Smaller publicly traded asset/wealth managers have been most affected by these trends, which is reflected in their share price performance over the last year. As shown below, asset/wealth managers with more than $100 billion AUM have performed well over the last year, with the $100 – $500 billion AUM group up 28% and the $500 billion+ group up 4%. Smaller RIAs, those with under $100 billion AUM, have been down over the last year, with the smallest group (under $10 billion AUM) down 14%.
As valuation analysts, we’re often interested in how earnings multiples have evolved over time since these multiples reflect market sentiment for the asset class. LTM earnings multiples for publicly traded asset and wealth management firms declined significantly during the first quarter—reflecting the anticipation of lower earnings due to large decreases in AUM—but have since recovered in the second and third quarters as prospects for earnings growth have improved.
Implications for Your RIA
During such volatile market conditions, the value of your RIA is sensitive to the valuation date or date of measurement. In all likelihood, the value declined with the market in the first quarter before recovering most of that loss in the second and third. We’ve been doing a lot of valuation updates amidst this volatility, and there are several factors we observe in determining an appropriate amount of appreciation or impairment.
One is the overall market for RIA stocks, which was down significantly in the first quarter but has since recovered to above where it was a year ago (see chart above). The P/E multiple is another reference point, which has followed a similar path. We apply this multiple to a subject RIA’s earnings, so we also have to assess how much that company’s annual AUM, revenue, and cash flow have increased or diminished since the last valuation while being careful not to count good or bad news twice.
While the market for publicly traded companies is one data point that informs private RIA valuations, that’s not to say that privately held RIAs have followed the same trajectory as their smaller public counterparts. Many of the smaller publics are focused on active asset management, which has been particularly vulnerable to the headwinds discussed above. Many smaller, privately-held RIAs, particularly those focused on wealth management for HNW and UHNW individuals, have been more insulated from industry headwinds, and the fee structures, asset flows, and deal activity for these companies have reflected this.
We also evaluate how our subject company is performing relative to the industry as a whole. Fixed income managers, for instance, held up reasonably well compared to their equity counterparts in the first quarter. We also look at how much of a subject company’s change in AUM is due to market conditions versus new business development net of lost accounts. Investment performance and the pipeline for new customers are also key differentiators that we keep a close eye on.
The outlook for RIAs depends on a number of factors. Investor demand for a particular manager’s asset class, fee pressure, rising costs, and regulatory overhang can all impact RIA valuations to varying extents. The one commonality, though, is that RIAs are all impacted by the market.
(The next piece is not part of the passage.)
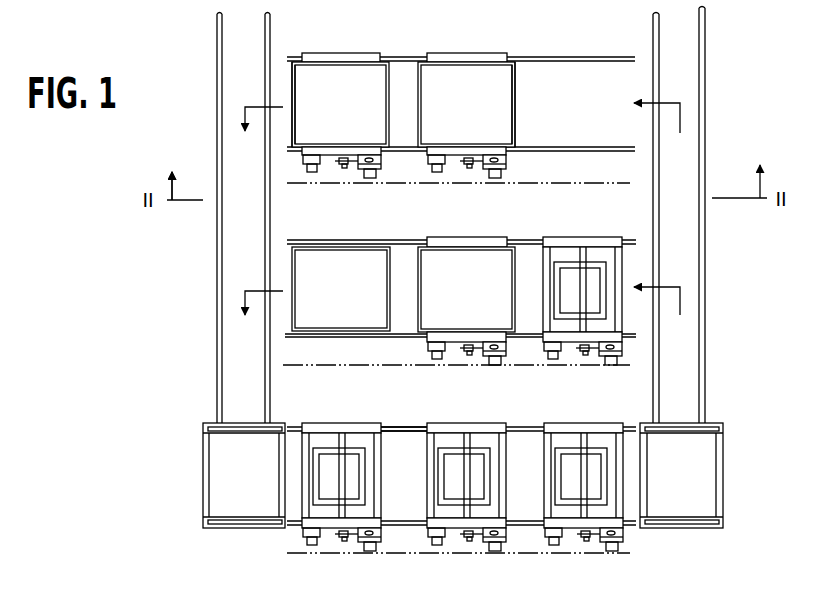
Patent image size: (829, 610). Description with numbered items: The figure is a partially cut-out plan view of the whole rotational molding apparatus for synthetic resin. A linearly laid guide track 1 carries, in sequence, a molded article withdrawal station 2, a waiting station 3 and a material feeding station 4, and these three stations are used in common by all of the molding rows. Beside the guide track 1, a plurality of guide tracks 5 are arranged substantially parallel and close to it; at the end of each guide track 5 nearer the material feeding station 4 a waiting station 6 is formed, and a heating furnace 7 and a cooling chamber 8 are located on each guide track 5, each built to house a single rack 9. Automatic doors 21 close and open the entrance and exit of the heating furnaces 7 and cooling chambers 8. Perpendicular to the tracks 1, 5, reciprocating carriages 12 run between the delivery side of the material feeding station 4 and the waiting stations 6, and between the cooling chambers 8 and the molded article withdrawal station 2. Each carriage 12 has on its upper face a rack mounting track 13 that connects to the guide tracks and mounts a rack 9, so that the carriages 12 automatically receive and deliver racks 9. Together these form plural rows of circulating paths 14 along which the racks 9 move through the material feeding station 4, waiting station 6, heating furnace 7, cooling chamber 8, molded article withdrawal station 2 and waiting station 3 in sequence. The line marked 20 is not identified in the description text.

The impact of market movements varies by sector, however. Alternative asset managers tend to be more idiosyncratic but are still influenced by investor sentiment regarding their hard-to-value assets. Wealth manager valuations are tied to the demand from consolidators while traditional asset managers are more vulnerable to trends in asset flows and fee pressure. Aggregators and multi-boutiques are in the business of buying RIAs, and their success depends on their ability to string together deals at attractive valuations with cheap financing.
On balance, the outlook for RIAs has generally improved with market conditions over the last several months. AUM has risen with the market over this time, and it’s likely that industry-wide revenue and earnings have as well. The third quarter was generally a good one for RIAs, but who knows where the last quarter of 2020 will take us in a wild year for RIA valuations and overall market conditions.